Thomas first sang for Sargent in 1951, with both the Royal Choral Society and the Huddersfield Choral Society, and was among his favourite soloists from then on, often singing his orchestrated version of Brahms's Four Serious Songs. Music-lovers in the US, Europe and especially Britain will recall her chiefly as a concert singer, although she made forays into opera.

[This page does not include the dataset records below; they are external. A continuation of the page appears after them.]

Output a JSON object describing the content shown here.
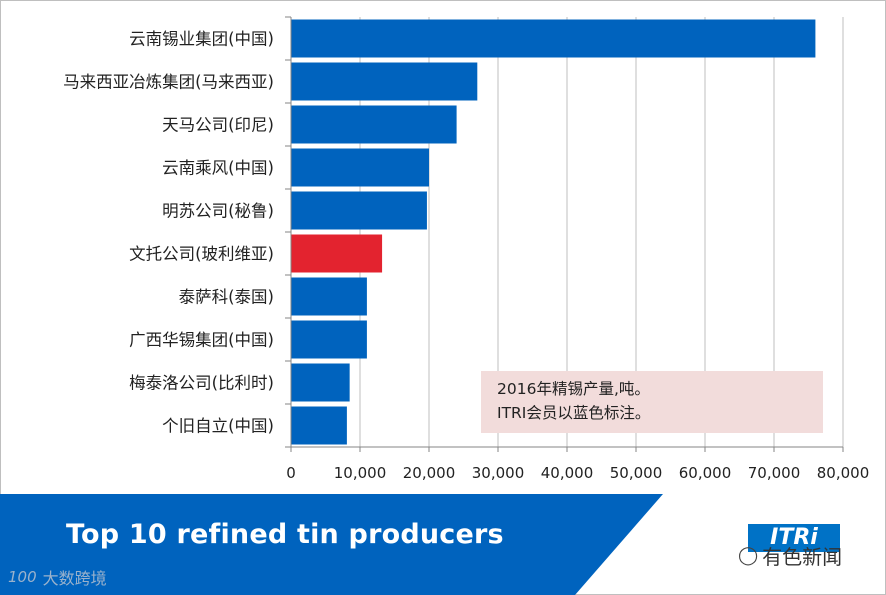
{
  "chart_data": {
    "type": "bar",
    "orientation": "horizontal",
    "title": "Top 10 refined tin producers",
    "categories": [
      "云南锡业集团(中国)",
      "马来西亚冶炼集团(马来西亚)",
      "天马公司(印尼)",
      "云南乘风(中国)",
      "明苏公司(秘鲁)",
      "文托公司(玻利维亚)",
      "泰萨科(泰国)",
      "广西华锡集团(中国)",
      "梅泰洛公司(比利时)",
      "个旧自立(中国)"
    ],
    "values": [
      76000,
      27000,
      24000,
      20000,
      19700,
      13200,
      11000,
      11000,
      8500,
      8100
    ],
    "highlight": [
      false,
      false,
      false,
      false,
      false,
      true,
      false,
      false,
      false,
      false
    ],
    "colors": {
      "itri_member": "#0063be",
      "non_member": "#e3232f"
    },
    "xlim": [
      0,
      80000
    ],
    "xticks": [
      "0",
      "10,000",
      "20,000",
      "30,000",
      "40,000",
      "50,000",
      "60,000",
      "70,000",
      "80,000"
    ],
    "grid": "vertical",
    "annotation": [
      "2016年精锡产量,吨。",
      "ITRI会员以蓝色标注。"
    ]
  },
  "banner": {
    "title": "Top 10 refined tin producers",
    "color": "#0063be"
  },
  "logo": {
    "text": "ITRi"
  },
  "watermarks": {
    "right_text": "有色新闻",
    "left_text": "大数跨境",
    "left_logo": "100"
  }
}
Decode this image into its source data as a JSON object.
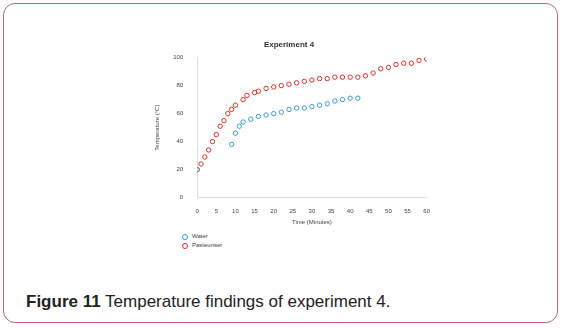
{
  "chart_data": {
    "type": "scatter",
    "title": "Experiment 4",
    "x_label": "Time (Minutes)",
    "y_label": "Temperature (°C)",
    "xlim": [
      0,
      60
    ],
    "xticks": [
      0,
      5,
      10,
      15,
      20,
      25,
      30,
      35,
      40,
      45,
      50,
      55,
      60
    ],
    "ylim": [
      0,
      100
    ],
    "yticks": [
      0,
      20,
      40,
      60,
      80,
      100
    ],
    "grid": false,
    "legend": "lower left",
    "marker": "circle",
    "series": [
      {
        "name": "Water",
        "color": "#3a9be0",
        "x": [
          0,
          9,
          10,
          11,
          12,
          14,
          16,
          18,
          20,
          22,
          24,
          26,
          28,
          30,
          32,
          34,
          36,
          38,
          40,
          42
        ],
        "values": [
          20,
          38,
          46,
          51,
          54,
          56,
          58,
          59,
          60,
          61,
          63,
          64,
          64,
          65,
          66,
          67,
          69,
          70,
          71,
          71
        ]
      },
      {
        "name": "Pasteuriser",
        "color": "#e0302a",
        "x": [
          0,
          1,
          2,
          3,
          4,
          5,
          6,
          7,
          8,
          9,
          10,
          12,
          13,
          15,
          16,
          18,
          20,
          22,
          24,
          26,
          28,
          30,
          32,
          34,
          36,
          38,
          40,
          42,
          44,
          46,
          48,
          50,
          52,
          54,
          56,
          58,
          60
        ],
        "values": [
          20,
          24,
          29,
          34,
          40,
          45,
          51,
          55,
          60,
          63,
          66,
          70,
          73,
          75,
          76,
          78,
          79,
          80,
          81,
          82,
          83,
          84,
          85,
          85,
          86,
          86,
          86,
          86,
          87,
          89,
          92,
          93,
          95,
          96,
          96,
          98,
          99
        ]
      }
    ]
  },
  "caption": {
    "label": "Figure 11",
    "text": "Temperature findings of experiment 4."
  }
}
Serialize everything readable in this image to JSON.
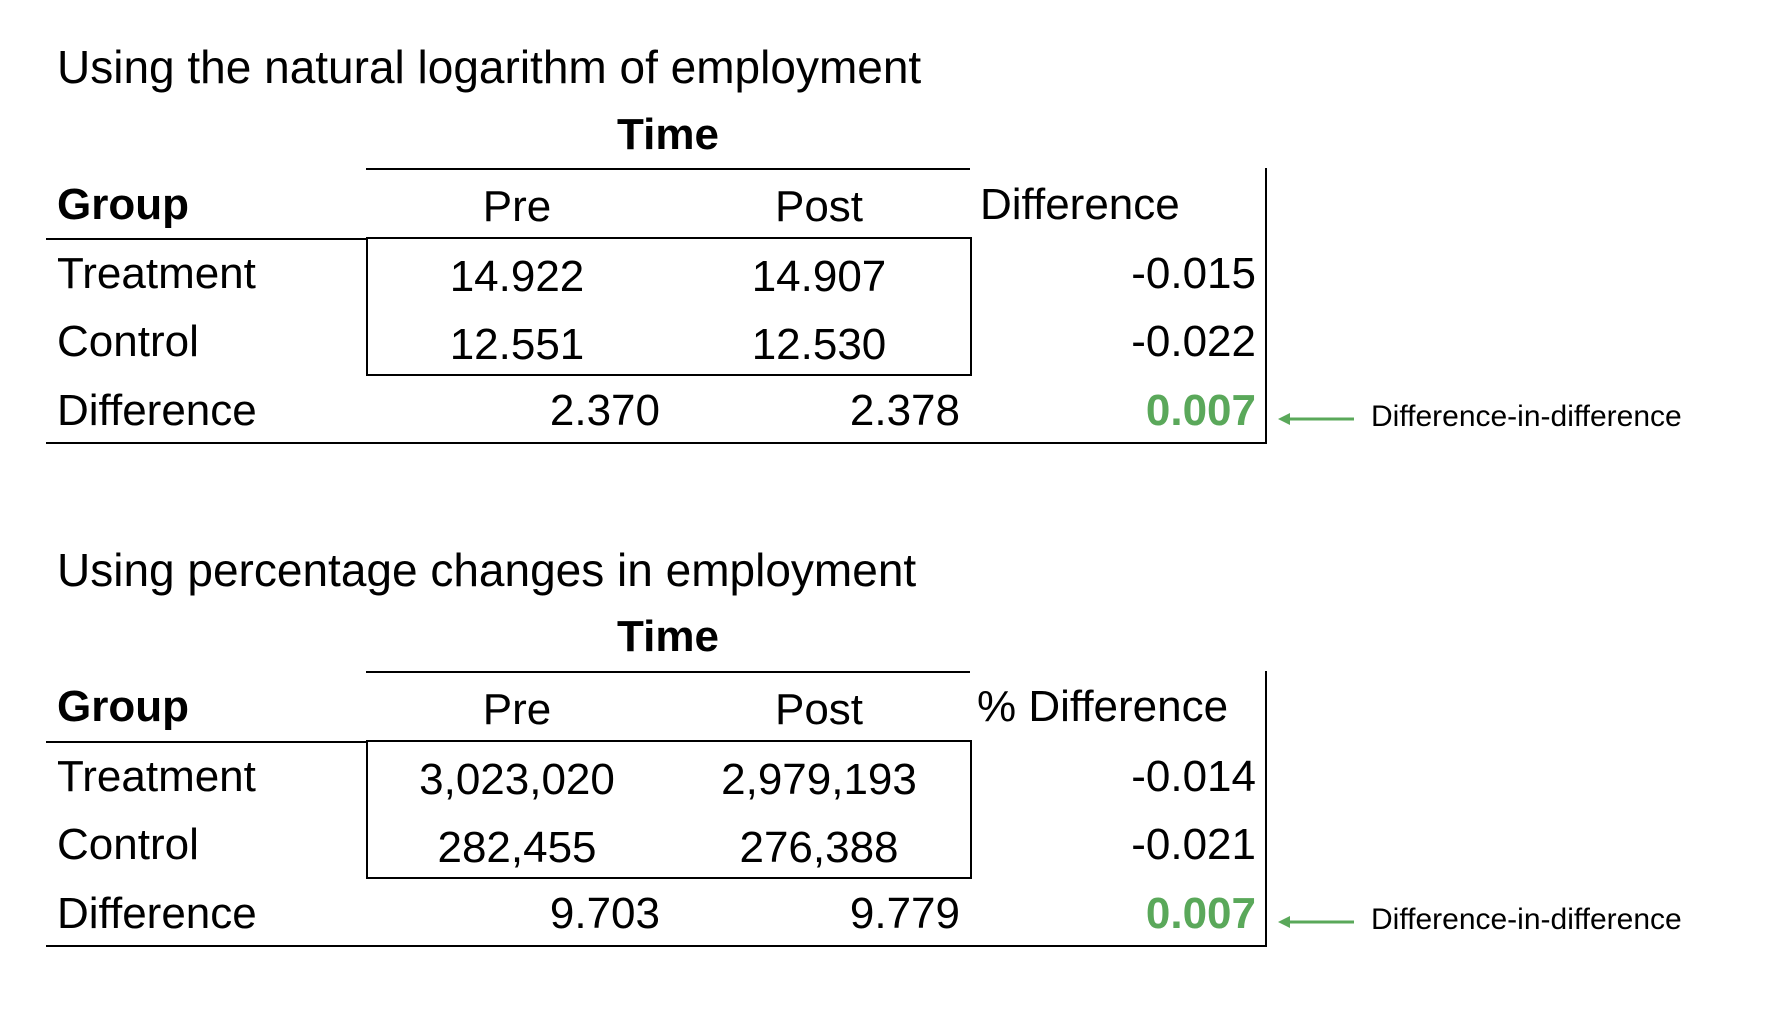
{
  "colors": {
    "highlight": "#5aa85a",
    "text": "#000000"
  },
  "tables": [
    {
      "title": "Using the natural logarithm of employment",
      "time_label": "Time",
      "group_header": "Group",
      "pre_header": "Pre",
      "post_header": "Post",
      "diff_header": "Difference",
      "rows": [
        {
          "label": "Treatment",
          "pre": "14.922",
          "post": "14.907",
          "diff": "-0.015"
        },
        {
          "label": "Control",
          "pre": "12.551",
          "post": "12.530",
          "diff": "-0.022"
        }
      ],
      "difference_row": {
        "label": "Difference",
        "pre": "2.370",
        "post": "2.378",
        "diff": "0.007"
      },
      "annotation": "Difference-in-difference",
      "annotation_icon": "left-arrow-icon"
    },
    {
      "title": "Using percentage changes in employment",
      "time_label": "Time",
      "group_header": "Group",
      "pre_header": "Pre",
      "post_header": "Post",
      "diff_header": "% Difference",
      "rows": [
        {
          "label": "Treatment",
          "pre": "3,023,020",
          "post": "2,979,193",
          "diff": "-0.014"
        },
        {
          "label": "Control",
          "pre": "282,455",
          "post": "276,388",
          "diff": "-0.021"
        }
      ],
      "difference_row": {
        "label": "Difference",
        "pre": "9.703",
        "post": "9.779",
        "diff": "0.007"
      },
      "annotation": "Difference-in-difference",
      "annotation_icon": "left-arrow-icon"
    }
  ]
}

In 1950 she took the role of the Dryade in ARIADNE AUF NAXOS at Glyndebourne and the Edinburgh festival. In 1951 she sang Nancy in ALBERT HERRING with Benjamin Britten's English Opera Group at the Cheltenham festival and, later, Britten chose her as Hermia for the early productions of A MIDSUMMER NIGHT'S DREAM at Aldeburgh, the Holland festival and Covent Garden. At Covent Garden she was a Rhinemaiden and a Valkyrie in Rudolf Kempe's RING and Magdalena in Kubelúˆ's MEISTERSINGER.

Thomas had an easy, unforced production that enabled her to ride orchestral climaxes in Elgar, Wagner and Strauss, while, at the other extreme, concentrating her tone for Handel or Bach. After Pope Paul VI's accession in 1963, she represented Britain in an international performance of the B minor Mass at the Vatican."